Trending & Bayesian View – Brain Dump
I’m listed on the Internet Research Register
Trending propensity – assumption at current subjective scale that observable variations or changes reflect underlying trends or simple patterns. Compare chaotic fractal complexity, scalability, and “catastrophic” local instabilities and also anthropocentric views of genetic success in Steven Jay Gould – Life’s Grandeur. A rationalisation of the observable on the current level ? Cf Post-modernism and Lila – many independant levels on orthogonal axes – hold that thought.
Bayesian Methods – International Society for Bayesian Analysis.
After the Rev. Thomas Bayes.
Jules Henri Poincare – everybody’s hero (as I said earlier) in fundamental thinking behind complex behaviours. (Google#Poincare gets 1000’s of hits.)
You Are What You Cache
Fusion Anomaly
Interesting web-site (design-wise). Picked-up on Google search for synchronicity, and found whole lot of quantum mechanics, memetics and chaos to boot. Worth a browse if only for inspiration. Catchphrase – “You are what you cache”
Synchronicity, Jung and I Ching
Synchronicity, Jung and I Ching – start a new thread.
I Ching Edition & translation by Hellmut Wilhelm & Carey Baynes.
On-line copy of the Foreword to I Ching by Carl Gustav Jung.
Synchronicity – the principle of Meaningful Coincidences. This is a somewhat mystic / psychobabble source, but a readable summary of Jung and Synchronicity, and relationship to “new physics” of the early 20th century.
Chris Lofting’s web-site on Meaning from a Semiotic Perspective also includes Jungian Typology and the I Ching as applied to psychometric profiling (a la Myers-Briggs) etc.
Meanwhile picked-up the Synergetics thread, prompted by Brian Josephson
Hermann Haken at Stuttgart Uni
Bob Ulanowicz at Chesapeake Bio Lab
Spooky synchronicity developing between non-locality, paranormal, quantum computing & information. Stapp and Josephson would clearly appear to be onto something.
Subjectivity – Cop Out or Catch-22 ?
Catch 22 or The Ultimate Cop-Out ?
I am clearly proceeding in an unashamedly unscientific way.

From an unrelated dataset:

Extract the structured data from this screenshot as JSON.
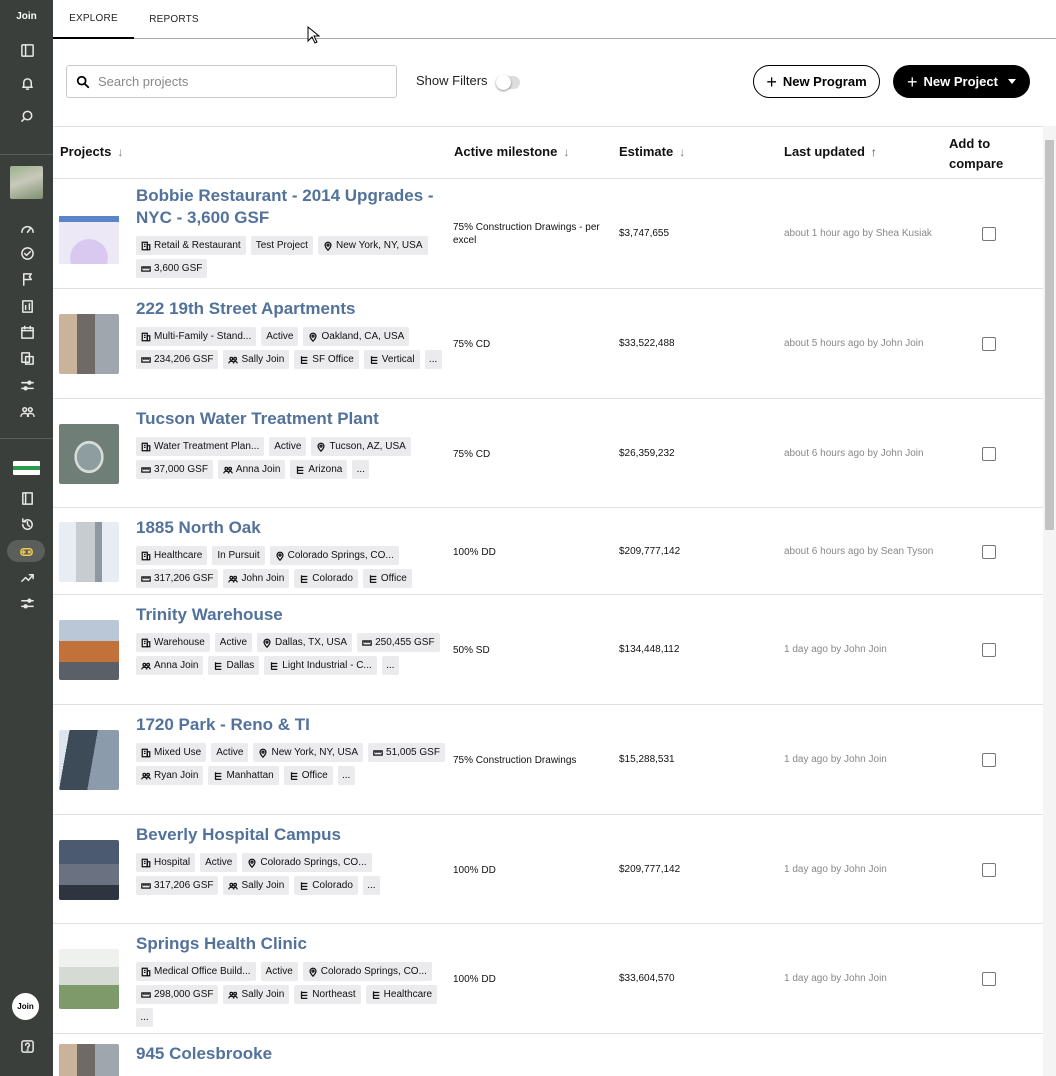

Effectively, I already know I am right and am seeking not so much supporting evidence, as meaningful, useful, implementable ways of expressing what is needed. I’d like to think I’d notice if I came across significant counter evidence. What was that about western arrogance ? I have to say, however, that every experience (new or existing) re-inforces the central hypothesis, neatly summarised in the Nonaka / Chun Wei Choo quotation below. Interestingly, even staunch defenders of the scientific method, and the preservation of doubt (such as Feynman), leave us the escape route that such method is not necessarily applicable to human / social sciences (sic). Knowledge Modelling appears to be one such subjective subject. Ethnographic / behavioural studies are much closer to the truth. (Walsham / Myers et al.)